Daha anlaşma görüşmeleri sürerken
başlayan uluslararası muhalefet, anlaşmanın onaylanması ile daha da
şiddetlendi. Çünkü imzalanan anlaşmada yapımı öngörülen birçok demiryolunun
yapım imtiyazı daha önce, Osmanlı Döneminde başka gruplara verilmişti: Rusya,
Almanya, Fransa ve Büyük Britanya, Chester sözleşmesi ile maddi olarak zarara
uğradıklarını iddia ediyorlardı.
Bu sıralarda TBMM Hükümeti Lozan
görüşmelerine yoğun bir şekilde devam ediyor, sadece Anadolu'ya saldıran ve
yenilgiye uğrayan Yunanlılarla değil, I. Dünya Savaşı'nda Osmanlı Devleti'ni
mağlup eden devletlerle de karşılaşıp hesaplaşıyor, artık tarihe karışmış olan
bu imparatorluğun tüm tasfiye davaları ile de yüzleşmek zorunda kalıyordu.
20 Kasım 1922'de başlayan Lozan görüşmelerinde Osmanlı borçları, Türk - Yunan sınırı, Boğazlar, Musul, azınlıklar ve Kapitülasyonlar konuları tartışılıyordu. Kapitülasyonların kaldırılması, İstanbul'un boşaltılması ve Musul konularında anlaşma sağlanamıyordu.
23 Nisan 1923'te taraflar arasında
karşılıklı verilen tavizler ile tekrar başlayan görüşmeler 24 Temmuz 1923'e
kadar devam etmiş ve bu süreç Lozan Barış Antlaşması'nın imzalanması ile
sonuçlanmıştır.
Misak-ı Milli sınırları içinde bağımsız bir Türk Devleti’ni
tanıyan Lozan Anlaşması ile Musul sorunu dışında her konuda anlaşmaya varan
taraflar bu konuyu Türkiye ve İngiltere arasında ileriki dönemde çözümlenmesi,
çözümlenemediği durumda Milletler Cemiyeti Konseyi’ne götürülmesi yönünde bir karar aldılar.

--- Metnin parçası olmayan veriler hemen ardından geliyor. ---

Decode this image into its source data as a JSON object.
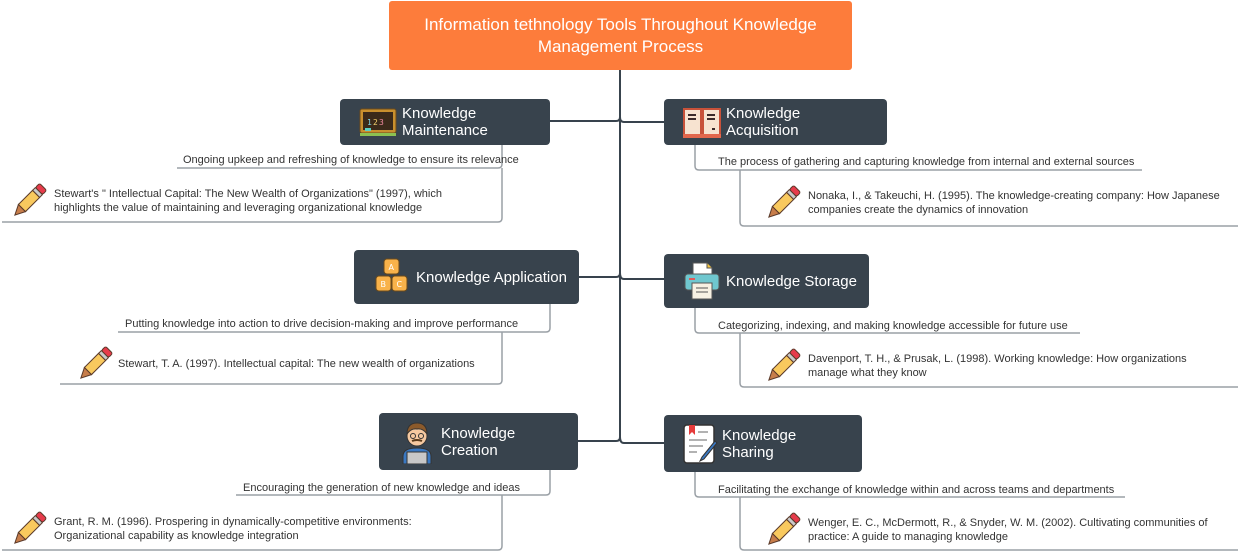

TBMM ve Chester Grubu arasında 29 Nisan 1923
tarihinde imzalanan imtiyaz anlaşmasının, Amerikan Hükümeti’nin projeyi
sahiplenmemesi ve Ankara Hükümeti’nin sürekli olarak
projenin uygulanması için şirketi göreve çağırmasına rağmen inşaatla ilgili
hiçbir gelişme olmaması nedeni ile iptal edildiği Türk Hükümeti
tarafından Aralık 1923’te şirket yetkililerine bildirildi.
Milletler Cemiyeti Konseyi 1925
Aralık ayında İngiltere lehine beklenen kararı verdi. Musul 25 yıl İngiliz
mandası altında olmak şartı ile Irak’a kaldı.
Sonuç itibariyle Chester Projesi
bir proje olarak kaldı ve hayata geçirilemedi. Projenin hayata geçirilmemesinin nedeni bazı
kaynaklarda; bu projenin Lozan’da Kemalistlerce Amerikan desteğini almak
Avrupalılar üzerinde baskı yaratmak için kullanıldıktan sonra bir işlevinin
kalmaması, bazı kaynaklarda Musul Bölgesi’nin İngilizlerin kontrolünde
kalacağının belli olmasıyla projeye ilginin ve yatırım yapacakların geri
çekilmesi, bazı kaynaklarda ise mevcut içeriği ve niteliği ile bu projenin,
Avrupa merkezci – modern standardizasyon yönteminin hakim olduğu yeni dönemde
uygulanmasının olanaksız olması olarak belirtilmektedir.
Chester Projesi görünüşte bir
demiryolu projesi olarak karşımıza çıkmakla birlikte, uygulanmaya çalışıldığı
dönem dikkate alındığında emperyalist devletlerin bölge toprakları üzerindeki
mücadelesini ortaya koyması bakımından oldukça dikkat çekicidir.